First I wish to say what a horrific and tragic event this was. Why a man was so turmoiled that he felt killing others would release his pain. My condolences go out to the families and friends who have lost loved ones at such a young age. I know how you feel. I hope you find comfort in knowing that this man is receiving punishment for what he has done.
Now correct me if I am wrong, but aren’t schools supposed to have a system in place to evaluate and deal with people of potential danger? Cho threw up warning signs and cries for help everywhere, but even after countless attempts by a teacher to inform the university staff and police, nothing was done. The university simply said, he has the right to freedom of speech. What a pile of crap! I remember kids in middle school getting suspended from school for having “death-lists.” Is that not also freedom of speech, to voice your anger towards other individuals even if you had no intention of acting it out? If the university had acted in a different manner, all 32 of these individuals lives could have been saved.
Next I want to address the recent bomb threats at the school. Even if these threats were investigated and nothing was found, security should have been heightened. It shouldn’t have been pushed off as “oh, someone is just messing around.” It is time for people to realize that there are sick people out there and something bad can happen to you.
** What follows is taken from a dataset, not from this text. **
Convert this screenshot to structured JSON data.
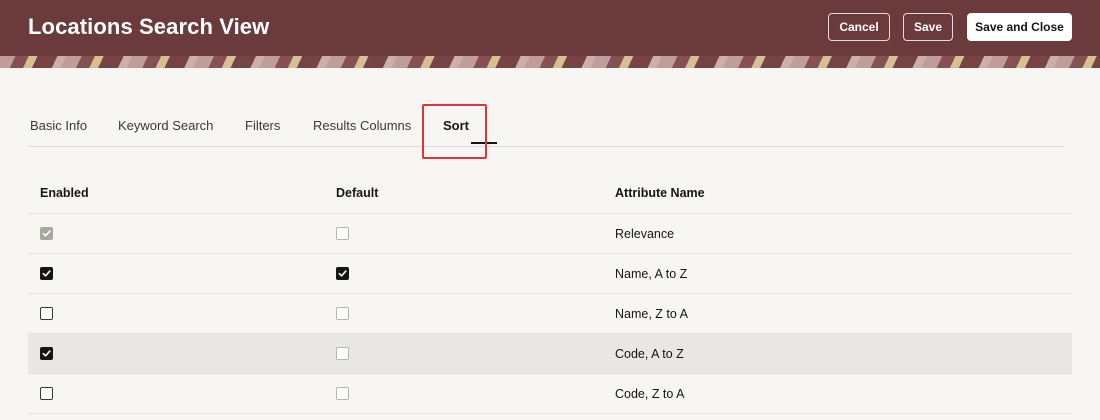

Last, why was the school not put on lockdown after the first incident? In 1998 after Kip Kinkel killed 2 students and injured many others at Thurston High School, I was under the assumption that all campuses put in place some sort of procedure to deal with incidents like that, and I thougth that when a shooting or something equivalent happened the school was on lockdown no matter what. Over two hours passed between the two shootings. Had the campus been locked down after the first one, 30 people would most likely still be alive today and we would only be mourning the loss of 2 students. I don’t care if they THOUGHT they had a lead and ASSUMED the shooter had fled. The key here is they did not consider all possibilities and because they failed to act in an appropriate manner, 30 lives were lost.
University officials and police had plenty of time and resources to prevent this from happening all together, and in the least, they could have saved 30 people’s lives. Personally, if one of those 32 people were one of my children, I would be asking the school a lot of questions.